We can actually visualize this graphically. To do this, I stored the compression settings as 4D vectors (chroma subsampling type, width, height, quality) and projected them into 2D using UMAP . I computed this on the training set and I used only 10% of the images with a width or height of 500 since those tend to dominate the signal otherwise. Here’s what that looks like, after I colored in some very clear clusters:
Examining these clusters gives us an idea of why they are grouped together. The orange cluster contains only size 500 by 375 images compressed at quality 96 and with 4:4:4 chroma subsampling. The green cluster contains 375 by 500 images (transposed of the orange cluster), with otherwise the same settings. The red cluster is again the same, but with 333 by 500 images.
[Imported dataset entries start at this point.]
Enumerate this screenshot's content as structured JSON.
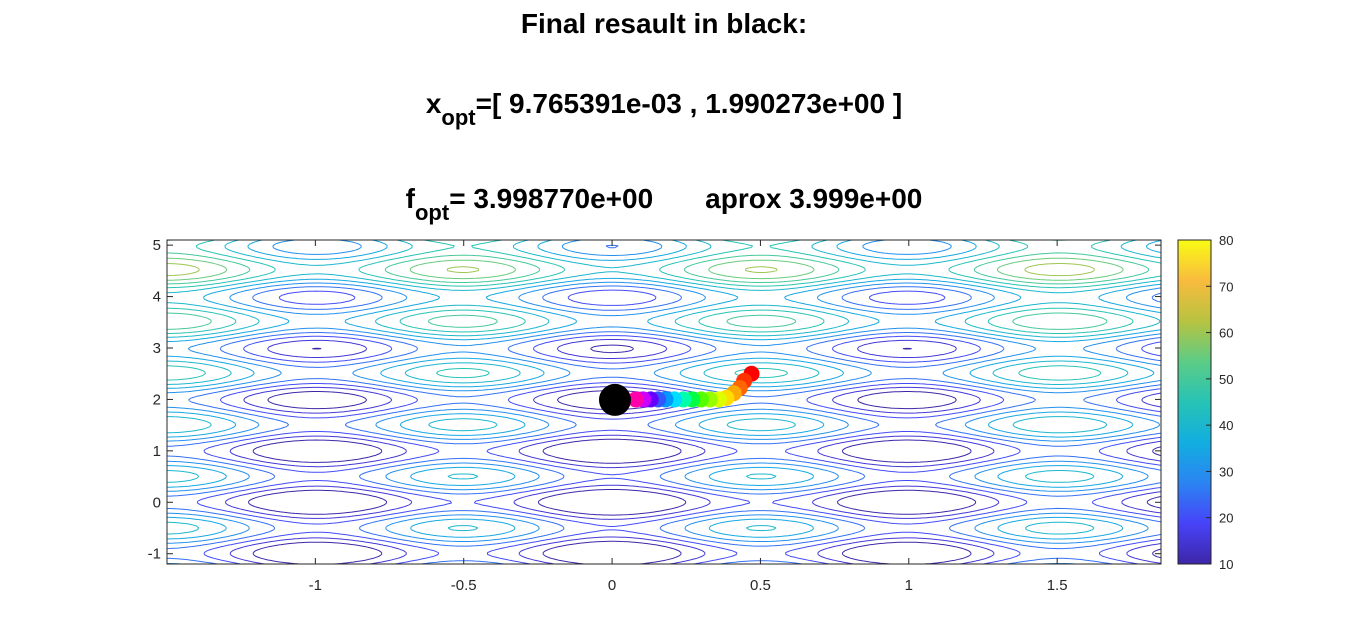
{
  "figure": {
    "title_line1": "Final resault in black:",
    "title_line2_var": "x",
    "title_line2_sub": "opt",
    "title_line2_value": "=[ 9.765391e-03 , 1.990273e+00 ]",
    "title_line3_var": "f",
    "title_line3_sub": "opt",
    "title_line3_value": "= 3.998770e+00",
    "title_line3_approx": "aprox 3.999e+00"
  },
  "chart_data": {
    "type": "scatter",
    "subtype": "contour",
    "function": "Rastrigin-like: 20 + x^2 + y^2 - 10(cos 2πx + cos 2πy)",
    "xlim": [
      -1.5,
      1.85
    ],
    "ylim": [
      -1.2,
      5.1
    ],
    "xticks": [
      -1,
      -0.5,
      0,
      0.5,
      1,
      1.5
    ],
    "xtick_labels": [
      "-1",
      "-0.5",
      "0",
      "0.5",
      "1",
      "1.5"
    ],
    "yticks": [
      -1,
      0,
      1,
      2,
      3,
      4,
      5
    ],
    "ytick_labels": [
      "-1",
      "0",
      "1",
      "2",
      "3",
      "4",
      "5"
    ],
    "contour_levels": [
      10,
      15,
      20,
      25,
      30,
      35,
      40,
      45,
      50,
      55,
      60,
      65,
      70,
      75
    ],
    "colorbar": {
      "range": [
        10,
        80
      ],
      "ticks": [
        10,
        20,
        30,
        40,
        50,
        60,
        70,
        80
      ],
      "tick_labels": [
        "10",
        "20",
        "30",
        "40",
        "50",
        "60",
        "70",
        "80"
      ],
      "colormap": [
        "#3e26a8",
        "#4743f8",
        "#2b84f2",
        "#12aee0",
        "#27c3b5",
        "#5ccc86",
        "#b8c340",
        "#f9bb3e",
        "#f9fb15"
      ]
    },
    "iterations": {
      "name": "search path",
      "x": [
        0.47,
        0.445,
        0.43,
        0.41,
        0.385,
        0.36,
        0.33,
        0.3,
        0.27,
        0.24,
        0.21,
        0.18,
        0.155,
        0.13,
        0.105,
        0.08
      ],
      "y": [
        2.5,
        2.36,
        2.22,
        2.12,
        2.03,
        2.0,
        2.0,
        2.0,
        2.0,
        2.0,
        2.0,
        2.0,
        2.0,
        2.0,
        2.0,
        2.0
      ],
      "colors": [
        "#ff0000",
        "#ff3300",
        "#ff6600",
        "#ffaa00",
        "#ffdd00",
        "#ddff00",
        "#99ff00",
        "#55ff00",
        "#00ff44",
        "#00ffaa",
        "#00ddff",
        "#0099ff",
        "#3355ff",
        "#6600ff",
        "#cc00ff",
        "#ff00aa"
      ]
    },
    "final_point": {
      "name": "final result",
      "x": 0.009765391,
      "y": 1.990273,
      "color": "#000000"
    }
  }
}
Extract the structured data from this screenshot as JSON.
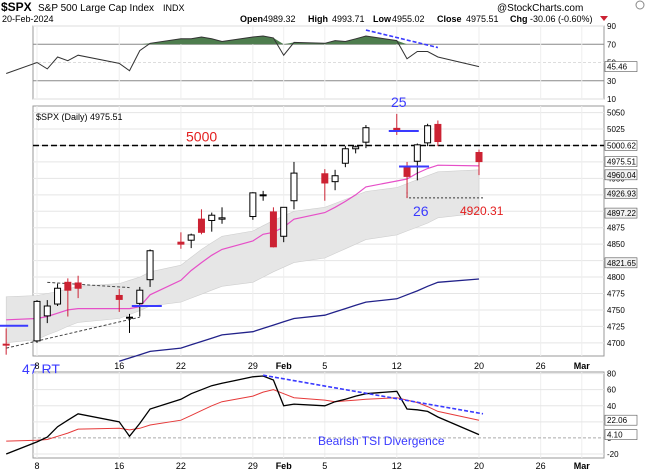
{
  "header": {
    "symbol": "$SPX",
    "name": "S&P 500 Large Cap Index",
    "exchange": "INDX",
    "date": "20-Feb-2024",
    "watermark": "@StockCharts.com",
    "open_label": "Open",
    "open": "4989.32",
    "high_label": "High",
    "high": "4993.71",
    "low_label": "Low",
    "low": "4955.02",
    "close_label": "Close",
    "close": "4975.51",
    "chg_label": "Chg",
    "chg": "-30.06 (-0.60%)"
  },
  "colors": {
    "up": "#000000",
    "down": "#cc2233",
    "envelope_fill": "#e6e6e6",
    "ma_short": "#e64fc8",
    "ma_long": "#22228a",
    "rsi_overbought_fill": "#4e7d4e",
    "annotation_blue": "#3a3aff",
    "annotation_red": "#e31e1e",
    "tsi_line": "#000000",
    "tsi_signal": "#e63a3a"
  },
  "chart_data": [
    {
      "type": "line",
      "panel": "RSI",
      "yticks": [
        90,
        70,
        50,
        30,
        10
      ],
      "ylim": [
        10,
        90
      ],
      "current_value_label": "45.46",
      "x": [
        "2024-01-05",
        "2024-01-08",
        "2024-01-09",
        "2024-01-10",
        "2024-01-11",
        "2024-01-12",
        "2024-01-16",
        "2024-01-17",
        "2024-01-18",
        "2024-01-19",
        "2024-01-22",
        "2024-01-23",
        "2024-01-24",
        "2024-01-25",
        "2024-01-26",
        "2024-01-29",
        "2024-01-30",
        "2024-01-31",
        "2024-02-01",
        "2024-02-02",
        "2024-02-05",
        "2024-02-06",
        "2024-02-07",
        "2024-02-08",
        "2024-02-09",
        "2024-02-12",
        "2024-02-13",
        "2024-02-14",
        "2024-02-15",
        "2024-02-16",
        "2024-02-20"
      ],
      "values": [
        38,
        50,
        43,
        56,
        52,
        58,
        49,
        41,
        63,
        71,
        76,
        76,
        78,
        76,
        73,
        78,
        79,
        77,
        58,
        72,
        71,
        74,
        73,
        76,
        79,
        74,
        54,
        62,
        62,
        56,
        45.46
      ],
      "annotations": [
        {
          "type": "divergence-line",
          "color": "#3a3aff",
          "x": [
            "2024-02-09",
            "2024-02-16"
          ],
          "y": [
            79,
            62
          ]
        }
      ]
    },
    {
      "type": "candlestick",
      "panel": "price",
      "legend": "$SPX (Daily) 4975.51",
      "yticks": [
        5050,
        5025,
        5000,
        4975,
        4950,
        4925,
        4900,
        4875,
        4850,
        4825,
        4800,
        4775,
        4750,
        4725,
        4700
      ],
      "ylim": [
        4680,
        5060
      ],
      "x_tick_labels": [
        {
          "x": "2024-01-08",
          "label": "8"
        },
        {
          "x": "2024-01-16",
          "label": "16"
        },
        {
          "x": "2024-01-22",
          "label": "22"
        },
        {
          "x": "2024-01-29",
          "label": "29"
        },
        {
          "x": "2024-02-01",
          "label": "Feb"
        },
        {
          "x": "2024-02-05",
          "label": "5"
        },
        {
          "x": "2024-02-12",
          "label": "12"
        },
        {
          "x": "2024-02-20",
          "label": "20"
        },
        {
          "x": "2024-02-26",
          "label": "26"
        },
        {
          "x": "2024-03-01",
          "label": "Mar"
        }
      ],
      "value_labels": [
        {
          "value": 5000,
          "label": "5000.62"
        },
        {
          "value": 4975.51,
          "label": "4975.51"
        },
        {
          "value": 4960,
          "label": "4960.04"
        },
        {
          "value": 4926.93,
          "label": "4926.93"
        },
        {
          "value": 4897.22,
          "label": "4897.22"
        },
        {
          "value": 4821.65,
          "label": "4821.65"
        }
      ],
      "candles": [
        {
          "date": "2024-01-05",
          "open": 4698,
          "high": 4722,
          "low": 4682,
          "close": 4697
        },
        {
          "date": "2024-01-08",
          "open": 4703,
          "high": 4765,
          "low": 4700,
          "close": 4763
        },
        {
          "date": "2024-01-09",
          "open": 4741,
          "high": 4765,
          "low": 4730,
          "close": 4756
        },
        {
          "date": "2024-01-10",
          "open": 4759,
          "high": 4790,
          "low": 4756,
          "close": 4783
        },
        {
          "date": "2024-01-11",
          "open": 4792,
          "high": 4798,
          "low": 4740,
          "close": 4780
        },
        {
          "date": "2024-01-12",
          "open": 4791,
          "high": 4802,
          "low": 4768,
          "close": 4783
        },
        {
          "date": "2024-01-16",
          "open": 4772,
          "high": 4782,
          "low": 4747,
          "close": 4766
        },
        {
          "date": "2024-01-17",
          "open": 4739,
          "high": 4744,
          "low": 4715,
          "close": 4739
        },
        {
          "date": "2024-01-18",
          "open": 4760,
          "high": 4785,
          "low": 4740,
          "close": 4780
        },
        {
          "date": "2024-01-19",
          "open": 4796,
          "high": 4842,
          "low": 4785,
          "close": 4840
        },
        {
          "date": "2024-01-22",
          "open": 4853,
          "high": 4868,
          "low": 4843,
          "close": 4850
        },
        {
          "date": "2024-01-23",
          "open": 4856,
          "high": 4866,
          "low": 4844,
          "close": 4864
        },
        {
          "date": "2024-01-24",
          "open": 4888,
          "high": 4903,
          "low": 4865,
          "close": 4868
        },
        {
          "date": "2024-01-25",
          "open": 4886,
          "high": 4898,
          "low": 4869,
          "close": 4894
        },
        {
          "date": "2024-01-26",
          "open": 4888,
          "high": 4906,
          "low": 4881,
          "close": 4890
        },
        {
          "date": "2024-01-29",
          "open": 4892,
          "high": 4929,
          "low": 4887,
          "close": 4928
        },
        {
          "date": "2024-01-30",
          "open": 4925,
          "high": 4931,
          "low": 4916,
          "close": 4925
        },
        {
          "date": "2024-01-31",
          "open": 4899,
          "high": 4906,
          "low": 4845,
          "close": 4846
        },
        {
          "date": "2024-02-01",
          "open": 4862,
          "high": 4906,
          "low": 4853,
          "close": 4906
        },
        {
          "date": "2024-02-02",
          "open": 4916,
          "high": 4975,
          "low": 4903,
          "close": 4958
        },
        {
          "date": "2024-02-05",
          "open": 4957,
          "high": 4964,
          "low": 4916,
          "close": 4943
        },
        {
          "date": "2024-02-06",
          "open": 4945,
          "high": 4963,
          "low": 4932,
          "close": 4954
        },
        {
          "date": "2024-02-07",
          "open": 4973,
          "high": 4999,
          "low": 4967,
          "close": 4995
        },
        {
          "date": "2024-02-08",
          "open": 4995,
          "high": 5000,
          "low": 4988,
          "close": 4998
        },
        {
          "date": "2024-02-09",
          "open": 5005,
          "high": 5031,
          "low": 4996,
          "close": 5027
        },
        {
          "date": "2024-02-12",
          "open": 5026,
          "high": 5048,
          "low": 5016,
          "close": 5022
        },
        {
          "date": "2024-02-13",
          "open": 4967,
          "high": 4975,
          "low": 4920,
          "close": 4953
        },
        {
          "date": "2024-02-14",
          "open": 4976,
          "high": 5003,
          "low": 4947,
          "close": 5001
        },
        {
          "date": "2024-02-15",
          "open": 5004,
          "high": 5033,
          "low": 4999,
          "close": 5030
        },
        {
          "date": "2024-02-16",
          "open": 5032,
          "high": 5038,
          "low": 4999,
          "close": 5006
        },
        {
          "date": "2024-02-20",
          "open": 4989.32,
          "high": 4993.71,
          "low": 4955.02,
          "close": 4975.51
        }
      ],
      "ma_short": [
        4735,
        4737,
        4740,
        4745,
        4750,
        4752,
        4752,
        4752,
        4755,
        4773,
        4795,
        4810,
        4822,
        4833,
        4842,
        4855,
        4865,
        4868,
        4876,
        4888,
        4898,
        4906,
        4915,
        4925,
        4937,
        4946,
        4949,
        4958,
        4965,
        4970,
        4969
      ],
      "ma_long": [
        4640,
        4645,
        4650,
        4656,
        4662,
        4667,
        4672,
        4677,
        4682,
        4687,
        4692,
        4697,
        4702,
        4707,
        4712,
        4717,
        4722,
        4727,
        4732,
        4737,
        4742,
        4747,
        4752,
        4757,
        4762,
        4767,
        4773,
        4779,
        4786,
        4792,
        4797
      ],
      "envelope_upper": [
        4770,
        4772,
        4775,
        4778,
        4782,
        4786,
        4790,
        4795,
        4800,
        4808,
        4818,
        4830,
        4842,
        4852,
        4862,
        4870,
        4878,
        4886,
        4893,
        4900,
        4906,
        4912,
        4918,
        4924,
        4930,
        4936,
        4942,
        4948,
        4954,
        4960,
        4963
      ],
      "envelope_lower": [
        4700,
        4705,
        4712,
        4718,
        4725,
        4731,
        4737,
        4743,
        4749,
        4756,
        4762,
        4768,
        4774,
        4780,
        4786,
        4792,
        4800,
        4808,
        4815,
        4822,
        4829,
        4836,
        4843,
        4850,
        4857,
        4864,
        4870,
        4876,
        4882,
        4890,
        4897
      ],
      "annotations": {
        "level_5000_label": "5000",
        "level_5000_value": 5000,
        "label_25": "25",
        "label_26": "26",
        "label_47": "47 RT",
        "low_label": "4920.31",
        "low_value": 4920.31,
        "trendline_dashed": {
          "x": [
            "2024-01-05",
            "2024-01-18"
          ],
          "y": [
            4698,
            4739
          ]
        },
        "triangle_dashed": {
          "x": [
            "2024-01-09",
            "2024-01-17"
          ],
          "y": [
            4792,
            4784
          ]
        }
      }
    },
    {
      "type": "line",
      "panel": "TSI",
      "yticks": [
        80,
        60,
        40,
        20,
        0,
        -20
      ],
      "ylim": [
        -25,
        82
      ],
      "value_labels": [
        {
          "value": 22.06,
          "label": "22.06"
        },
        {
          "value": 4.1,
          "label": "4.10"
        }
      ],
      "annotation_text": "Bearish TSI Divergence",
      "x": [
        "2024-01-05",
        "2024-01-08",
        "2024-01-09",
        "2024-01-10",
        "2024-01-11",
        "2024-01-12",
        "2024-01-16",
        "2024-01-17",
        "2024-01-18",
        "2024-01-19",
        "2024-01-22",
        "2024-01-23",
        "2024-01-24",
        "2024-01-25",
        "2024-01-26",
        "2024-01-29",
        "2024-01-30",
        "2024-01-31",
        "2024-02-01",
        "2024-02-02",
        "2024-02-05",
        "2024-02-06",
        "2024-02-07",
        "2024-02-08",
        "2024-02-09",
        "2024-02-12",
        "2024-02-13",
        "2024-02-14",
        "2024-02-15",
        "2024-02-16",
        "2024-02-20"
      ],
      "series": [
        {
          "values": [
            -20,
            -5,
            1,
            14,
            22,
            30,
            20,
            2,
            18,
            36,
            48,
            55,
            60,
            65,
            68,
            76,
            77,
            72,
            40,
            42,
            40,
            45,
            48,
            52,
            55,
            58,
            36,
            35,
            33,
            26,
            4.1
          ]
        },
        {
          "values": [
            -4,
            -3,
            -2,
            2,
            6,
            11,
            12,
            10,
            12,
            16,
            22,
            28,
            34,
            40,
            45,
            52,
            57,
            60,
            55,
            50,
            47,
            45,
            46,
            47,
            48,
            50,
            47,
            44,
            39,
            33,
            22.06
          ]
        }
      ],
      "annotations": [
        {
          "type": "divergence-line",
          "color": "#3a3aff",
          "x": [
            "2024-01-30",
            "2024-02-20"
          ],
          "y": [
            78,
            30
          ]
        }
      ]
    }
  ]
}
Next let’s color the points by chroma subsampling scheme
We get a nice, clear, separation on this one. Yellow points are 4:2:0 and purple points are 4:4:4, the rest are in between. A cluster of 4:2:2 (blue) shows up on the left hand side, looking back at the original plot above, this cluster sticks out a little more now that we’ve identified it.
Coloring the points by quality gives another interesting result
We can see lower qualities heavily represented on the lower right. This is the same region that 4:2:0 chroma subsampling was featured prominently.
If I had to guess based on these plots, I would say that the smaller clusters on the left hand side represent some initial sources of data. They have similar parameters, differ only in their dimensions, and are small in number. Around them on the left hand side are images which were gathered from other sources but with similar parameters. The right hand side represents a large departure in the method of data collection, with very different parameters represented. Take this with a grain of salt, because projection techniques like UMAP are not guaranteed to perfectly model the space, and this is just my speculation.